とりあえず、身体が冷えてはいけないので、マキくんにはジャグジーに浸かってもらった状態で、髪を洗うことに。
大人しくされるがまま、気持ちよさそうに目をつぶる無防備な姿に、自然と笑みが浮かんでしまう。
マキくんがわたしをシャンプーしたがるのもわかる気がした。
その後、マキくんはいつものようにわたしのシャンプーをすると言い張ったが、病人だからと拒否し、自分で洗った。

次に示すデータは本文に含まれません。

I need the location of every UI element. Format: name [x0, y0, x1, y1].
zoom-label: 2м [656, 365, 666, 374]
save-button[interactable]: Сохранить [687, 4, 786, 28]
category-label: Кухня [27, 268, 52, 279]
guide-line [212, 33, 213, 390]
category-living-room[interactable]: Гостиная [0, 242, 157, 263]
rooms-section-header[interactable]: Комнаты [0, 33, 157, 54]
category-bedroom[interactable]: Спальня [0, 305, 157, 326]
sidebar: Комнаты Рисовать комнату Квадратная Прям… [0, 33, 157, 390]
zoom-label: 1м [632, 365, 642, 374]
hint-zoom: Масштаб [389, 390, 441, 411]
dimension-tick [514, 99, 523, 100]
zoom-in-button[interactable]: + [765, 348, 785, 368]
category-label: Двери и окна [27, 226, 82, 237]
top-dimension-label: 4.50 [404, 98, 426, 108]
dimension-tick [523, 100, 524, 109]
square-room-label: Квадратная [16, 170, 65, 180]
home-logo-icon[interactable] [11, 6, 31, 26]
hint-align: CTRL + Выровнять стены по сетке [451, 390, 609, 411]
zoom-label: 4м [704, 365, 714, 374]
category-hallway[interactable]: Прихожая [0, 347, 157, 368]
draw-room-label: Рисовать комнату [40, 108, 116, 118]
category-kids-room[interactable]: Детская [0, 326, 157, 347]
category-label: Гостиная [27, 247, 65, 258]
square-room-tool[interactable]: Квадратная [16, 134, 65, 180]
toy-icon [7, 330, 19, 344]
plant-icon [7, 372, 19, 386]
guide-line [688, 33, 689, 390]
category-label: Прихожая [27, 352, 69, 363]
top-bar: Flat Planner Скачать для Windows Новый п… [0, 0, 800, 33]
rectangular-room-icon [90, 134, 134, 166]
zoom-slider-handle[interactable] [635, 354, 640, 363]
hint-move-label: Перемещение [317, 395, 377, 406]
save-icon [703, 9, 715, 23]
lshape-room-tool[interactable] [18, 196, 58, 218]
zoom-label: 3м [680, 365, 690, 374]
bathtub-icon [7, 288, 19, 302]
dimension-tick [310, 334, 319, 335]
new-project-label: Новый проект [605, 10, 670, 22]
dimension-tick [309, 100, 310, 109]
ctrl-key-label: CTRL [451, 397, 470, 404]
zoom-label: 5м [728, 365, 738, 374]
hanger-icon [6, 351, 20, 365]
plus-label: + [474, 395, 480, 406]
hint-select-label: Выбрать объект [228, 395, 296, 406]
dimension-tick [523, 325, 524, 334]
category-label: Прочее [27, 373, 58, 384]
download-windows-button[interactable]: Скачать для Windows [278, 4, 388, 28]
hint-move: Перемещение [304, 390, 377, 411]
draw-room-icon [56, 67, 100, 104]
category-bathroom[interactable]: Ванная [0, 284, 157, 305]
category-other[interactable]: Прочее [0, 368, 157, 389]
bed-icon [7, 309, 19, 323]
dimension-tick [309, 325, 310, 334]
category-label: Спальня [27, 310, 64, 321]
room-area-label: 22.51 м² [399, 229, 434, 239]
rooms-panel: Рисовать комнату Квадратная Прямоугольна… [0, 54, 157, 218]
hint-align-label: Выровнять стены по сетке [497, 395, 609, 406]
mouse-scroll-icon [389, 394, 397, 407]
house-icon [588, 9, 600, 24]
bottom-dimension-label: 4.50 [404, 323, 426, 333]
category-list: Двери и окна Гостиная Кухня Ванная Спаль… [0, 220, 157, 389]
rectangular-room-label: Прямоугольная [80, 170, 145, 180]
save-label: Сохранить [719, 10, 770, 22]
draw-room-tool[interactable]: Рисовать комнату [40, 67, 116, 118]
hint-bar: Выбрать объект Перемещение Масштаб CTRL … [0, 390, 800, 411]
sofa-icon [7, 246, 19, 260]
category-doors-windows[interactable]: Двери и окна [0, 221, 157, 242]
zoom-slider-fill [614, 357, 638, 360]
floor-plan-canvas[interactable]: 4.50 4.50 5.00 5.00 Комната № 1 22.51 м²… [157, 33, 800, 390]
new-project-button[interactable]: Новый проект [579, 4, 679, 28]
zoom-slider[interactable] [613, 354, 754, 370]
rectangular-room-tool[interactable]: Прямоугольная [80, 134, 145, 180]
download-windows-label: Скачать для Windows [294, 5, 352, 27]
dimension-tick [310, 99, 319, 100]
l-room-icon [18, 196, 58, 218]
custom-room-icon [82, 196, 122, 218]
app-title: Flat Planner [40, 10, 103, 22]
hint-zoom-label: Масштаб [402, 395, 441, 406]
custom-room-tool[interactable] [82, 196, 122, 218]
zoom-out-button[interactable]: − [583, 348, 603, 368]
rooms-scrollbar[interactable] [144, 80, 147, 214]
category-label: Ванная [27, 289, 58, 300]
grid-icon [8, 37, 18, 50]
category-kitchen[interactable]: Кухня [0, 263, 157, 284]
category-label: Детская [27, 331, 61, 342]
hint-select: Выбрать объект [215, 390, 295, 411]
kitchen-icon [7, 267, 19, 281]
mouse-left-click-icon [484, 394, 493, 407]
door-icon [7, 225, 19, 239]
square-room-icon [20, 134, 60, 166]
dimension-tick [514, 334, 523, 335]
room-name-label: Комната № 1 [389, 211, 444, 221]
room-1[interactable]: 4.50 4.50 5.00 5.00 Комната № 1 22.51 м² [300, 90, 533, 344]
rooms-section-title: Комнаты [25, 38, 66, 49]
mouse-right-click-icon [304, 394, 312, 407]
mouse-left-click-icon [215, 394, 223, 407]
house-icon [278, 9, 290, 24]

しばらく二人でジャグジーに浸かり、十分身体が温まったところで、パウダールームへ。
椅子にマキくんを座らせ、ドライヤーで髪を乾かす。
鏡越しに見える、気持ちよさそうな顔がかわいい。
こちらもまた、マキくんがわたしの髪を乾かすことに執心するのがわかる気がした。
お風呂上り、病み上がりのマキくんが水分補給と同時にスマホをチェックしている間に、ベッドのシーツや毛布を取り替え、もうひと眠りできるよう整える。
「マキくん、準備できたよ」
「ん」
スマホをチェックし終えたマキくんは、リビングに置きっぱなしになっていた鞄から、タブレットを取り出そうとする。
「マキくんっ!」
「ちょっと待て。昨夜放り出したままの仕事を……」
「もう一度寝て、起きてからでもいいでしょ」
「そういうわけには……」
「まだ、朝の六時前だよ? マキくん」
「だが……」
「寝るのっ!」
強引に、その手からタブレットを取り上げた。
「ハナ!」
「雪柳さんと立見さんに……ううん、椿さんと松太郎さんに言いつけるよ?」
マキくんは、ギクリとした表情で懇願する。
「頼むから、それだけはやめてくれ」
「じゃあ、寝る?」
「……ハナも一緒なら」
マキくんが起き出す前に、前に食べさせてもらった病人食の「お粥」を作ってみるつもりだったのだが、実際寝不足ではある。
しばらく添い寝して、マキくんが寝入った頃に起きることにして、承諾した。